Altro punto di estremo interesse sono le affermazioni sulle relazioni sino-russe, che “non possono essere considerate fisse”, cioè date una volta per tutte. Infatti la Cina è passata da una posizione nel 2022 a fianco di Mosca, “no limits”, alla tradizionale affermazione di “non allineamento, non confronto, non targeting di terze parti”. Infatti la Cina, nonostante non abbia aderito alle sanzioni contro la Russia, “non le ha sistematicamente violate”. Se è vero che ha comprato il petrolio russo, lo ha fatto per il bene di tutti, altrimenti i prezzi del petrolio sarebbero schizzati alle stelle, mentre invece si è rifornita a prezzi stracciati dall’amico ex-sovietico. Non solo, Pechino desidera la pace e lo ha dimostrato ritagliandosi un ruolo di mediatore, tentativo non andato a buon fine e che a quanto pare deve aver lasciato qualche risentimento.

Ed ecco la conclusione impressionante. Cina e Russia sono Paesi differenti. “La Russia vuole sovvertire l’ordine internazionale e regionale con la guerra, mentre la Cina vuole risolvere le dispute pacificamente”. Alle condizioni attuali, e senza un profondo cambiamento di regime a Mosca, una soluzione congelata del conflitto in Ucraina stile guerra di Corea sembra improbabile e remoto. Le critiche non si fermano qui. Se le cose non cambiano dopo anche un’eventuale tregua, Mosca continuerà a mettere in pericolo il mondo.
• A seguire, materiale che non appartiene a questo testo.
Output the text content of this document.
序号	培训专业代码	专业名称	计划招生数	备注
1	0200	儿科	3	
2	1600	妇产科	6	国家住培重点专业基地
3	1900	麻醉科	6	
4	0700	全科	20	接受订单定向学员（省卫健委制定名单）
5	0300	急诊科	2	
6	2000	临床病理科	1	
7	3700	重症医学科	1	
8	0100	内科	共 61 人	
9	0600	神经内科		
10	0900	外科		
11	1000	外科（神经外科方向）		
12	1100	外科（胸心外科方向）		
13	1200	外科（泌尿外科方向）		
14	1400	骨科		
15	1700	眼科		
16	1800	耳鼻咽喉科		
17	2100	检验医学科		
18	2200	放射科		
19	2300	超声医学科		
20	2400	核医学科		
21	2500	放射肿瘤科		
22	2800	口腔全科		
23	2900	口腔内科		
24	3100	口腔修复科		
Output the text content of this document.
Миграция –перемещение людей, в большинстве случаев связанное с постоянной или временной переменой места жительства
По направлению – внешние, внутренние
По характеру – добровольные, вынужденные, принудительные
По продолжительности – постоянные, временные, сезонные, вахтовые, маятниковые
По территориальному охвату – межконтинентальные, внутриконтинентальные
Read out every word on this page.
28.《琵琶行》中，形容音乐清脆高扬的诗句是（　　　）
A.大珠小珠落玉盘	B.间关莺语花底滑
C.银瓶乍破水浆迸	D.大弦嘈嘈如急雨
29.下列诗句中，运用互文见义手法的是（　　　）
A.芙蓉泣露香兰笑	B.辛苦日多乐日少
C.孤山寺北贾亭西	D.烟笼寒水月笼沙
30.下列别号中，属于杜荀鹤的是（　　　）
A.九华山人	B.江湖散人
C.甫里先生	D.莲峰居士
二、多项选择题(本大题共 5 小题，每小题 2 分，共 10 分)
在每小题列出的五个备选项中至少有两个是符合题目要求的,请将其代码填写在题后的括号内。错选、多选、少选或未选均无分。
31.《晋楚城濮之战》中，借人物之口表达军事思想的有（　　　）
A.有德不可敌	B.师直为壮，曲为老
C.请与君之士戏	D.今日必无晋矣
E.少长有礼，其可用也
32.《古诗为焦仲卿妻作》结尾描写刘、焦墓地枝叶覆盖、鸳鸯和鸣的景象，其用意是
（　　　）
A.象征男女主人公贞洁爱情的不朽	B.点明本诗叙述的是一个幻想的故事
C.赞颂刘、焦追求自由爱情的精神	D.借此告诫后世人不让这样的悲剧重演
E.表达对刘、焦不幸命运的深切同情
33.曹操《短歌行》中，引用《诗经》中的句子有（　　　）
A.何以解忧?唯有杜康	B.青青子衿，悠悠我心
Questo il riassunto. Articolo impressionante, che suscita una montagna di questioni. La prima. La descrizione della situazione russa corrisponde a verità? E perché Pechino vuole farla sapere a noi, a tutta l’opinione pubblica occidentale? Perché la guerra disturba i suoi progetti di espansione? Oppure vuole l’opposto, che Washington pensi che Putin è un nemico pericoloso e debole in modo da continuare la guerra? Distraendo sguardo e risorse dal Celeste Impero? O ci sono più partiti a Pechino?

Ma in quanto a campagne di informazione nonché disinformazione, fake news e quant’altro non si può non chiudere con il lancio su X di Pepe Escobar. Israele avrebbe -sintetizzo – lanciato un attacco nucleare con un F-35 contro Teheran, ma l’aviazione russa lo ha – lo avrebbe – abbattuto mentre attraversava i cieli della Giordania. E questa incredibile notizia arriva da fonti sicure e riservate, ben due. Pepe Escobar è un giornalista famoso, scrive su Asia Times, è antiamericano, filorusso, con ottime entrature nel mondo del potere russo e così via, ma non è (era) un ciarlatano. Perché rilanciare una voce di questo tipo? Come è possibile che un attacco così importante sia passato sotto silenzio? Non sono sospette le modalità? Solo un aereo per compiere un’azione di quella importanza? Se questa informazione gli arrivasse dai suoi amici russi, cosa dovrebbe dimostrare? La pericolosità di Israele, l’amicizia tra Russia e Iran e l’inimicizia, stando a quanto successo, assoluta tra Russia e Israele? Oppure più semplicemente, l’informatissimo Pepe è cascato in un trabocchetto che ha irrimediabilmente macchiato lui e i suoi amici? Oppure, oppure, oppure…

L’unica cosa sicura è che le “nuove guerre” sono anche guerre d’informazione. E queste notizie ci dicono anche che qualche cosa si muove nei diversi fronti non certamente così compatti nemmeno al loro interno.